Vous cherchez des informations fiables sur la cession de patientèle infirmier ? Que vous souhaitiez racheter une patientèle infirmier, ou au contraire la vendre, la lecture de cet article devrait vous délivrer des informations pertinentes.

Nous nous appuyons sur les réglementations nationales définies par l’ONI, mais aussi sur l’expérience des IDEL du terrain.

Cession, vente et rachat de patientèle… un peu de terminologie

Avant de rentrer dans le vif du sujet, nous allons bien préciser de quoi l’on parle. Qu’entend-t-on ? par vendre, céder ou racheter une patientèle ? Cela signifie-t-il la même chose ? Spoiler : oui ! Mais voyons cela plus en détail.

Cession de patientèle infirmier

Il s’agit de vendre sa patientèle. Le terme “cession” est utilisé pour donner une connotation moins commerciale, mais cela veut dire la même chose. Il y a bien un échange monétaire lorsqu’une patientèle est cédée.

Rachat de patientèle infirmier

C’est simplement le terme utilisé pour l’action de celui ou celle qui achète la patientèle en vente ou cédée.

Vente de patientèle infirmier

Vendre ou céder sa patientèle, cela signifie donc donner toutes les coordonnées de ses patients et de ses prescripteurs en échange d’argent. La transaction est souvent contractualisée.

Vendre sa patientèle infirmier : est-ce légal ?

C’est tout à fait légal. Ce sont deux décisions de la Cour de cassation, en 2000 et 2004 qui affirment cette légalité. Rien dans le Code de déontologie des infirmiers ni dans le Code de la santé publique ne s’y oppose.

Cependant, ce qui est vendu est simplement la présentation, les coordonnées des patients. Les patients restent bien sûr libres de changer de professionnel de santé. Ils peuvent à tout moment décider de ne pas avoir recours aux soins infirmiers du repreneur.

La vente de patientèle peut également inclure la reprise du bail, de matériel, de contrats avec des assistants-collaborateurs…

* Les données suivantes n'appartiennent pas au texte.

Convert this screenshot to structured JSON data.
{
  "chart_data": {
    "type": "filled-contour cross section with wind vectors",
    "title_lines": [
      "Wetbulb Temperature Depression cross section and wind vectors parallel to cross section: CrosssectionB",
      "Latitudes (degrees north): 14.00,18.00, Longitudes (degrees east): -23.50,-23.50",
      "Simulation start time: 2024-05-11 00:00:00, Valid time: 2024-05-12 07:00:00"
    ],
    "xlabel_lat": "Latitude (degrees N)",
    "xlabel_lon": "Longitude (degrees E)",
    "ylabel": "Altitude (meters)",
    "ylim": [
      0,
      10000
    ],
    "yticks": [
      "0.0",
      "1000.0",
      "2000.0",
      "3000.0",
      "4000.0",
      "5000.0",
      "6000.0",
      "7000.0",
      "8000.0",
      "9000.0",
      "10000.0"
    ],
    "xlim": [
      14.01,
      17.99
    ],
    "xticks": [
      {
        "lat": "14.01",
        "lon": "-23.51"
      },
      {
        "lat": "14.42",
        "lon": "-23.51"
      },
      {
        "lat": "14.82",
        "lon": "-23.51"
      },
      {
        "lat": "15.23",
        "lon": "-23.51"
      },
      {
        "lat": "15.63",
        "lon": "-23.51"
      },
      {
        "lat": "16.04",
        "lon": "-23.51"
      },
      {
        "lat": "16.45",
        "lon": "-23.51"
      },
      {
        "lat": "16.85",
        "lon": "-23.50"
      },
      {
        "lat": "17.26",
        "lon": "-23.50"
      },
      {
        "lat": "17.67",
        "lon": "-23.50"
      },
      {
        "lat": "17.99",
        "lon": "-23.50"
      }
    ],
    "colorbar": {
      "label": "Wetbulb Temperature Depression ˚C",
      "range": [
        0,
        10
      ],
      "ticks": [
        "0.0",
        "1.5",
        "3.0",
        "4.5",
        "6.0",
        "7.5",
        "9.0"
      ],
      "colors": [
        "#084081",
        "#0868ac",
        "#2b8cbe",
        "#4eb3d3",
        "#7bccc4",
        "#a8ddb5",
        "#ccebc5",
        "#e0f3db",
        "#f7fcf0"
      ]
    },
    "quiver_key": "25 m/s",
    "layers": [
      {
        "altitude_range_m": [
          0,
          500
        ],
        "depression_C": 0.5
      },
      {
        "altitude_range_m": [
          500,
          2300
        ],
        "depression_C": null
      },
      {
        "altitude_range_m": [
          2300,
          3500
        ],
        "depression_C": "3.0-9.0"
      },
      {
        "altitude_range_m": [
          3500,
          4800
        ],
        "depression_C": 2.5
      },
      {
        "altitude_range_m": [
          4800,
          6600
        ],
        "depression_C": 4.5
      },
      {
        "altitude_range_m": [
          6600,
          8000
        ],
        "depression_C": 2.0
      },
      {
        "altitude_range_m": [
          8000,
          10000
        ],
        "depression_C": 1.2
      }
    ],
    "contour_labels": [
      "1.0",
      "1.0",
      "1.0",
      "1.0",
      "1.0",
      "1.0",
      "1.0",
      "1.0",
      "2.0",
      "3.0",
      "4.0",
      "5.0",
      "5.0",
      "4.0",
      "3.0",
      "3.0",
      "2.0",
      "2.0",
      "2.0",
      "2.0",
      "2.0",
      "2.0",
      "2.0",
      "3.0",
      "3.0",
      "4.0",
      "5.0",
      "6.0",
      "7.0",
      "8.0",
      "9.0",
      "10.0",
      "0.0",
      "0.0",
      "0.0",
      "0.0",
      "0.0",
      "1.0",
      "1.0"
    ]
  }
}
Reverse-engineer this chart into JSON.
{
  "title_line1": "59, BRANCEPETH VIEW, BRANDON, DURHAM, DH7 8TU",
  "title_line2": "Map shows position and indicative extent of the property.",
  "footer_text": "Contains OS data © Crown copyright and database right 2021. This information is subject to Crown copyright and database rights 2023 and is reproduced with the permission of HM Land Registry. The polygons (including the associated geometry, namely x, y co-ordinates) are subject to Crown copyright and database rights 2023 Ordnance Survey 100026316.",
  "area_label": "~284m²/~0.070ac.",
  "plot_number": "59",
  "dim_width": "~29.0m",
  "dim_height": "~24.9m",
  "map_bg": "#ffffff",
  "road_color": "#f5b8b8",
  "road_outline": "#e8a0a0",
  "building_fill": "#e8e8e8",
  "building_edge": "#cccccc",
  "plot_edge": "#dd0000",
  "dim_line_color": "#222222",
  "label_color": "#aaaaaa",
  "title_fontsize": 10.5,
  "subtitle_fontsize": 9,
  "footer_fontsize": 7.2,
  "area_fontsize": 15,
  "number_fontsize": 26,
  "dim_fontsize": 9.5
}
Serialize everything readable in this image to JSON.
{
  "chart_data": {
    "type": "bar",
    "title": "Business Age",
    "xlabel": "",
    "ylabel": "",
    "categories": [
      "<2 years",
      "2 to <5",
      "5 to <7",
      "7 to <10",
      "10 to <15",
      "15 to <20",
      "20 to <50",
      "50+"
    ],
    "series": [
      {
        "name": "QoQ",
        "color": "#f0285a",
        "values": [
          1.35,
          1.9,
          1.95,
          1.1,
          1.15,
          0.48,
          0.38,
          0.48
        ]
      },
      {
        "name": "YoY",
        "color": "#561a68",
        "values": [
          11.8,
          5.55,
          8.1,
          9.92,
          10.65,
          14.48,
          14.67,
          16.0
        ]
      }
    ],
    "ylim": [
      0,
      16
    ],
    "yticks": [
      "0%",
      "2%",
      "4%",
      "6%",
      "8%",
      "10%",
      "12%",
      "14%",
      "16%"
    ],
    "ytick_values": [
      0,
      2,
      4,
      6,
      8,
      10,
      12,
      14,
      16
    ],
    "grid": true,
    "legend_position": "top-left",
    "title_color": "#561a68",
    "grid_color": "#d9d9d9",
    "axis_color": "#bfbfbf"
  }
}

Peut-on facilement vendre sa patientèle ?

C’est une question pertinente. Le fait qu’il soit possible légalement et réglementairement de revendre une patientèle infirmier ne nous dit pas si cela se fait réellement. Il n’y a d’ailleurs aucun chiffres officiels sur le sujet : les contrats de cession de patientèle ne sont pas forcément tracés et recensés, encore moins dénombrés.

Difficile donc de répondre avec précision à cette question. Des infirmiers arrivent effectivement à revendre leur patientèle, mais il est impossible de connaître la proportion de ceux qui y arrivent, de ceux qui échouent et de ceux qui n’essaient pas.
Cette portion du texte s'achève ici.